United Airlines marks 30 years of service
United Airlines has begun its seasonal service between Bermuda and Newark six weeks earlier than last year, and talks are ongoing about the possibility of all-year round service.
The airline marked 30 years of service to the island yesterday, celebrating with its staff at LF Wade International Airport.
Noting the earlier start to United’s seasonal service, Aaron Adderley, president of airport operator Skyport, said: “We are inching our way closer to year-round service.”
The former Continental Airlines first came to Bermuda 30 years ago, and merged with United in 2011.
Mr Adderley said the direct service from Newark had long been a favourite for residents and visitors, with residents flying out to for shopping and vacationing in the New York area.
“It has just been a phenomenal flight to have.”
He said that while JetBlue and American Airlines also fly from New York to Bermuda, albeit through JFK International Airport, “they do so at night, so for visitors getting to Bermuda at night-time is not ideal.
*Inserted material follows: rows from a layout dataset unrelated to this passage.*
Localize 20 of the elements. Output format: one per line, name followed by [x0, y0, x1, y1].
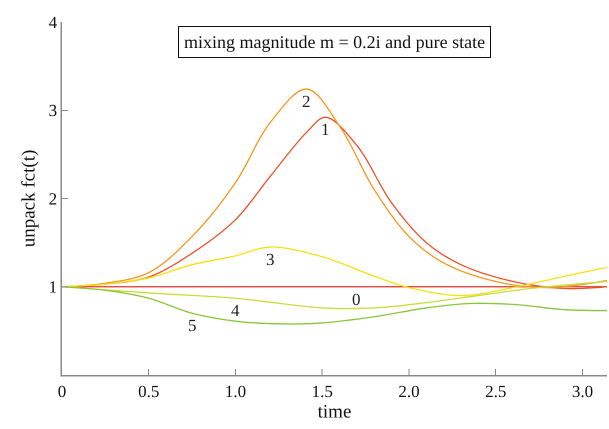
x-tick-label: 0.5 — [138, 382, 160, 401]
x-axis-title: time — [318, 401, 352, 422]
x-tick-label: 1.5 — [312, 382, 333, 401]
x-tick-label: 0 — [58, 382, 66, 401]
x-tick-label: 2.0 — [398, 382, 420, 401]
x-tick-label: 1.0 — [224, 382, 246, 401]
y-tick-label: 1 — [48, 278, 58, 297]
y-tick-label: 4 — [48, 12, 58, 32]
annotation: 0 — [352, 290, 360, 309]
annotation: 5 — [188, 316, 196, 335]
annotation: 3 — [266, 250, 274, 269]
annotation: 1 — [321, 120, 330, 139]
annotation: 4 — [231, 301, 240, 320]
y-axis-title: unpack fct(t) — [18, 150, 40, 248]
y-tick-label: 3 — [48, 101, 58, 120]
x-tick-label: 2.5 — [485, 382, 506, 401]
text: mixing magnitude m = 0.2i and pure state — [184, 32, 486, 52]
y-tick-label: 2 — [48, 189, 58, 208]
x-tick-label: 3.0 — [572, 382, 594, 401]
annotation: 2 — [302, 92, 310, 111]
Newark, with its midday service, ticks a number of boxes for visitors and residents.”
He said discussions to encourage United to increase its airlift to the island beyond the months of April to October were ongoing.
“Our discussions are about flying January through December. Even if we move to twice or three times a week for the off season, as long as we have presence here that is good for the airline and the destination.”
Yana Shugart, United Airlines’ regional manager covering Bermuda, said that part of the reason the carrier has had such a long association with Bermuda came from it recognising the desire of locals to travel to Newark to shop.
Asked about the possibility of the airline increasing its service, she said: “We are not saying no to anything right now, because we have added aircraft. They are looking at all markets right now.
“There was a time when we pulled back in our hubs, specifically in Newark, but we won’t make that mistake again. That’s why we are adding as many routes as possible.
“It has to be financially viable and sustainable as well, depending on different times of the year, and this is what happened historically here.”